I have a data source in hdfs whose files are NOT compressed, even though their names end with (*.csv.gz), and Impala can't recognize that they are not compressed despite the name. Is there a way to read those files in the external table without the need to change all current files names? and if there is not, what is the best practice to change all current file names in hdfs?

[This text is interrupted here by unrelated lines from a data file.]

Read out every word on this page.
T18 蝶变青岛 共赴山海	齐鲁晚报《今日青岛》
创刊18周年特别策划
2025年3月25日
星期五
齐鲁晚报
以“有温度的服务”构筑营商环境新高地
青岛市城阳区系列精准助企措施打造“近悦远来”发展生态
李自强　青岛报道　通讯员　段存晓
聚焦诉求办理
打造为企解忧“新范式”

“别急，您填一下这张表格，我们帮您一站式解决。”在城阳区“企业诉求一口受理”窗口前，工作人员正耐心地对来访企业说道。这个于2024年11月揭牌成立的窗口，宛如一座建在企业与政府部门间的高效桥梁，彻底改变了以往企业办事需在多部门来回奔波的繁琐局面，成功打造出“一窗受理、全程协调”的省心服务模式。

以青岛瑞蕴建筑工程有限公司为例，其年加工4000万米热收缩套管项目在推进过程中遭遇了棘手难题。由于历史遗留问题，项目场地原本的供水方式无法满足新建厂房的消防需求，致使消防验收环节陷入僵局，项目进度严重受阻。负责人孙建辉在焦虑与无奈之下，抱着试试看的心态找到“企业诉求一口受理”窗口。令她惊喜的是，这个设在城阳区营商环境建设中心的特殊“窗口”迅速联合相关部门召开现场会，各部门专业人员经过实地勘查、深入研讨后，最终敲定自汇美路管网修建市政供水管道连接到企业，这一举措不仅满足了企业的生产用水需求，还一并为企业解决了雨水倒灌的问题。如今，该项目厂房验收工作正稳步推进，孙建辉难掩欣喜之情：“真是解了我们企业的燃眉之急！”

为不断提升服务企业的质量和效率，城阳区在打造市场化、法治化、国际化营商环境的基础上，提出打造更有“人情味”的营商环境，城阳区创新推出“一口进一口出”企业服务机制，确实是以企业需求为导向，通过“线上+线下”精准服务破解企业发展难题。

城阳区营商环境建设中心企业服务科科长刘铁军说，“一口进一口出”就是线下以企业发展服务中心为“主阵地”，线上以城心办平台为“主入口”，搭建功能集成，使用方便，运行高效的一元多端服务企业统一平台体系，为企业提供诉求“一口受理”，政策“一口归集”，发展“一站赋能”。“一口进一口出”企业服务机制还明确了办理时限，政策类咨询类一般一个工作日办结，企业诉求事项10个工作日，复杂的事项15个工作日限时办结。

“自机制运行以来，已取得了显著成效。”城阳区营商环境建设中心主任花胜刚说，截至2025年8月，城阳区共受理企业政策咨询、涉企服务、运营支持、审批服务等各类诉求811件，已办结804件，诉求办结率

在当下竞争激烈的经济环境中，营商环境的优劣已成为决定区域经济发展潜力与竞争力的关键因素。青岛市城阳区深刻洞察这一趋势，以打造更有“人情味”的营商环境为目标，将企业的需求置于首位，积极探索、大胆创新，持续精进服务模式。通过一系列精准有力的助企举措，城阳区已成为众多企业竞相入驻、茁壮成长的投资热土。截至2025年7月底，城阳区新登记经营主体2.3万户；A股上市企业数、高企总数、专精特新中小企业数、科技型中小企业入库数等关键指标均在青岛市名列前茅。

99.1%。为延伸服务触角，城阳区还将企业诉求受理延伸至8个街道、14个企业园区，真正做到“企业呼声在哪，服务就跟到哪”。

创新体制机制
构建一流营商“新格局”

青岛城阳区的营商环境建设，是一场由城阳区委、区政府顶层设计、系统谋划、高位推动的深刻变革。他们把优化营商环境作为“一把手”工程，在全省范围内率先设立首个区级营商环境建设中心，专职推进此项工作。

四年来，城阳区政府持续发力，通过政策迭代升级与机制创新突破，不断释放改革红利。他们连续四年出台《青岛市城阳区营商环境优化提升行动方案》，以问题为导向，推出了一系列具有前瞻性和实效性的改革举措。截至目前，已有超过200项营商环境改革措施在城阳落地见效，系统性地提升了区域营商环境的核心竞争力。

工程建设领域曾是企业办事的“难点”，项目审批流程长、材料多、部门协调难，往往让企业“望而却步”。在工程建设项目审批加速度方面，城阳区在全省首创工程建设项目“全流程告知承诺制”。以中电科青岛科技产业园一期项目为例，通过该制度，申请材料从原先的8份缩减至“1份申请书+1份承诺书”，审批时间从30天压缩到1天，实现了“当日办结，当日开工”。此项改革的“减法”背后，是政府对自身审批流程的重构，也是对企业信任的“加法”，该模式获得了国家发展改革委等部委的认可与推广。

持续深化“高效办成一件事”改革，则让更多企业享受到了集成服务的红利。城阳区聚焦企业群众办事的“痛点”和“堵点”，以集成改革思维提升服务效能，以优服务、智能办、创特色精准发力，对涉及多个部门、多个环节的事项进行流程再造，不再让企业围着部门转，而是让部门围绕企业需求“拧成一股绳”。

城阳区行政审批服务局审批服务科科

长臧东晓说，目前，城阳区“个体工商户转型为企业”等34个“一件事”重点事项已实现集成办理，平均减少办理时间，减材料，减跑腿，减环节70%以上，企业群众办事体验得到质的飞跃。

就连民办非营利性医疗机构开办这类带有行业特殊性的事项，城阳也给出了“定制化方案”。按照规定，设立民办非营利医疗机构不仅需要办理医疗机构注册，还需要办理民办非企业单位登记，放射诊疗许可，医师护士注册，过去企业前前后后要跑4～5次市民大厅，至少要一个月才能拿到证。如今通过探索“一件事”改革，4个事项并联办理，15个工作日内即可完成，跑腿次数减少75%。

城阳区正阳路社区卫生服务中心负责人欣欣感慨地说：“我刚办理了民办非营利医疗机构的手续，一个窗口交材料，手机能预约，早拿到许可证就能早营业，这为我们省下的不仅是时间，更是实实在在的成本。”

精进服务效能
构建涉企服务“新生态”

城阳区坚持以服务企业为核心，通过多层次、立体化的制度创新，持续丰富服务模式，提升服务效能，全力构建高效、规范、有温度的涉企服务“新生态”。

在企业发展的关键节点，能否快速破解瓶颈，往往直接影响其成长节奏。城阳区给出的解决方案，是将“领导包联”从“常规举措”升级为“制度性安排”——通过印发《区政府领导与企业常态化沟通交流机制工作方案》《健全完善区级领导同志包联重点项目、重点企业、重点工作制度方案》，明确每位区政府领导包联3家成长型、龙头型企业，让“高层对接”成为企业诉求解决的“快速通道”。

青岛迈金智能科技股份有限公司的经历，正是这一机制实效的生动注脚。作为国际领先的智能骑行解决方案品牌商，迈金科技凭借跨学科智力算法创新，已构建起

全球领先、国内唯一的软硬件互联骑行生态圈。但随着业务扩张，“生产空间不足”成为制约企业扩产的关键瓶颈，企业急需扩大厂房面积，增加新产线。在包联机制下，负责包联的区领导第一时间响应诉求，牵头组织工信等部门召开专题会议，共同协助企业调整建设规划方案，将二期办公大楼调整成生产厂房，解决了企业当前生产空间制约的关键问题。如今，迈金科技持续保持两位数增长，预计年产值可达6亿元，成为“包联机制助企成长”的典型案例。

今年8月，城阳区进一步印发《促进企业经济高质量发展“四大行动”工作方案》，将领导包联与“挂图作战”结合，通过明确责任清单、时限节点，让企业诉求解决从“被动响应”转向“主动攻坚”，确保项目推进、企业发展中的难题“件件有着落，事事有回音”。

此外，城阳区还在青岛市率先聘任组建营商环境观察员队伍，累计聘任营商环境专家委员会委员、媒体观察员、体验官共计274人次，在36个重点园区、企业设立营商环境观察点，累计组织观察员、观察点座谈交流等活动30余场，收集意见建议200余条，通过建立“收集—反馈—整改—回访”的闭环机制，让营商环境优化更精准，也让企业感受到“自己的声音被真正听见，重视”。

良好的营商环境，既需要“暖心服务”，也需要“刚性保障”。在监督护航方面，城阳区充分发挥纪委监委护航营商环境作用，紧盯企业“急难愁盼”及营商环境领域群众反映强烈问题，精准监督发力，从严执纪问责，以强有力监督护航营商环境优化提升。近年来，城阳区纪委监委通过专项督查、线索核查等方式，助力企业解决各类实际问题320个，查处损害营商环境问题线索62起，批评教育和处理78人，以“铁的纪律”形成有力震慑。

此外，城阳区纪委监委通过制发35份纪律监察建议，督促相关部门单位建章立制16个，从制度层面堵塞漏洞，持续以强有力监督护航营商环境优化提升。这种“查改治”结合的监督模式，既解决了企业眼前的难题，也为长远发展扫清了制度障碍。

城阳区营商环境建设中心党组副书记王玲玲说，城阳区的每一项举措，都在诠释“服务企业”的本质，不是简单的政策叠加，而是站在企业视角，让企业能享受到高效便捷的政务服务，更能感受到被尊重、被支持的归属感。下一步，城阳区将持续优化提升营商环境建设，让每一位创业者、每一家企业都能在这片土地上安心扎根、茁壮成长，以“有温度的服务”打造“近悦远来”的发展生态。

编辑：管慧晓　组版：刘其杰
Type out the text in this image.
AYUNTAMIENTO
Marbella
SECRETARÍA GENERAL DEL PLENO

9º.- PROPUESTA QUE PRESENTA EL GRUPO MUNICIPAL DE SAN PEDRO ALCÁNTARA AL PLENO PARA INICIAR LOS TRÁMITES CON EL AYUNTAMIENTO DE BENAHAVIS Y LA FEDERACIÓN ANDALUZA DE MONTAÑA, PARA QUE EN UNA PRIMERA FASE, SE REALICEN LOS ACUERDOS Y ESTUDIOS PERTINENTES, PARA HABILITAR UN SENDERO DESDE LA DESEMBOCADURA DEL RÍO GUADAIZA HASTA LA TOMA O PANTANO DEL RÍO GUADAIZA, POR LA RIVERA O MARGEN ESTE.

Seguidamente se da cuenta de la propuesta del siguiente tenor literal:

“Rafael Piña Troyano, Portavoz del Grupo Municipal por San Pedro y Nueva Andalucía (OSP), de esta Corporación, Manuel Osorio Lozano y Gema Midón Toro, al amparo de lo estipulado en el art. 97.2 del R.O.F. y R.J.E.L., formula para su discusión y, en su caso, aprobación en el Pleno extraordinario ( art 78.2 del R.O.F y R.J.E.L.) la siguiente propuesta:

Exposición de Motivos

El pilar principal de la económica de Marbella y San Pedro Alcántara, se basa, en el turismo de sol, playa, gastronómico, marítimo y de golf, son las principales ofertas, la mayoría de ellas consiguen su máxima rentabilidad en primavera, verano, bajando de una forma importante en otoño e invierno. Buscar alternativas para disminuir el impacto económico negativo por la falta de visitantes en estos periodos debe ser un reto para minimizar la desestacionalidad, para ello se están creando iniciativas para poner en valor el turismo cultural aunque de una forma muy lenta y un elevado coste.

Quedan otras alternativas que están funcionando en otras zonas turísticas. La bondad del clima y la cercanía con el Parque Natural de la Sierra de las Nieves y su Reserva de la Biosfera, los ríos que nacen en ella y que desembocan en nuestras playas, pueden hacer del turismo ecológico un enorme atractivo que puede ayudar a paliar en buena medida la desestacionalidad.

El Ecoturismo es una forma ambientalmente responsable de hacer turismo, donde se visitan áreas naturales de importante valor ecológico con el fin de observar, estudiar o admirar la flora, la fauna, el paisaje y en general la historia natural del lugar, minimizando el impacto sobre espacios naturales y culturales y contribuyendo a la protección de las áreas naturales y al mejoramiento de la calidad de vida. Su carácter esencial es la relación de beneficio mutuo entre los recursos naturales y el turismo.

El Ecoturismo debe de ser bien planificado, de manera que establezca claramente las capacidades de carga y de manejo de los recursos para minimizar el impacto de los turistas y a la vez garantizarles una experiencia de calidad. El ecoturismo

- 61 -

Here is the current creation query for the table:
CREATE EXTERNAL TABLE db.table1(
col1 type,
col2 type
)
ROW FORMAT DELIMITED FIELDS TERMINATED BY '\u0001'
WITH SERDEPROPERTIES ('field.delim'='\u0001', 'serialization.format'=';')
STORED AS TEXTFILE
LOCATION 'hdfs://servicename/user/directory'
example of current file names (they are texfiles and not compressed on the content level):
-rw-rw-r--+ /final/file11_20210601_0000.csv.gz
-rw-rw-r--+ /final/file12_20210601_0015.csv.gz
-rw-rw-r--+ /final/file12_20210601_0045.csv.gz
-rw-rw-r--+ /final/file1_20210601_0015.csv.gz
So far, I have found no way regarding the external table properties to read ".gz" files in external table, but I could make a shell script to change all files and remove the ".gz" from their ends:
for f in $(hdfs dfs -ls -t -r /user/dir/ | awk '{print $8}');do
v=$(echo "$f" | cut -d'.' -f1,2)
hdfs dfs -mv "$f" "$v"
done
But I am still open to solutions to read the .gz files directly in the external table.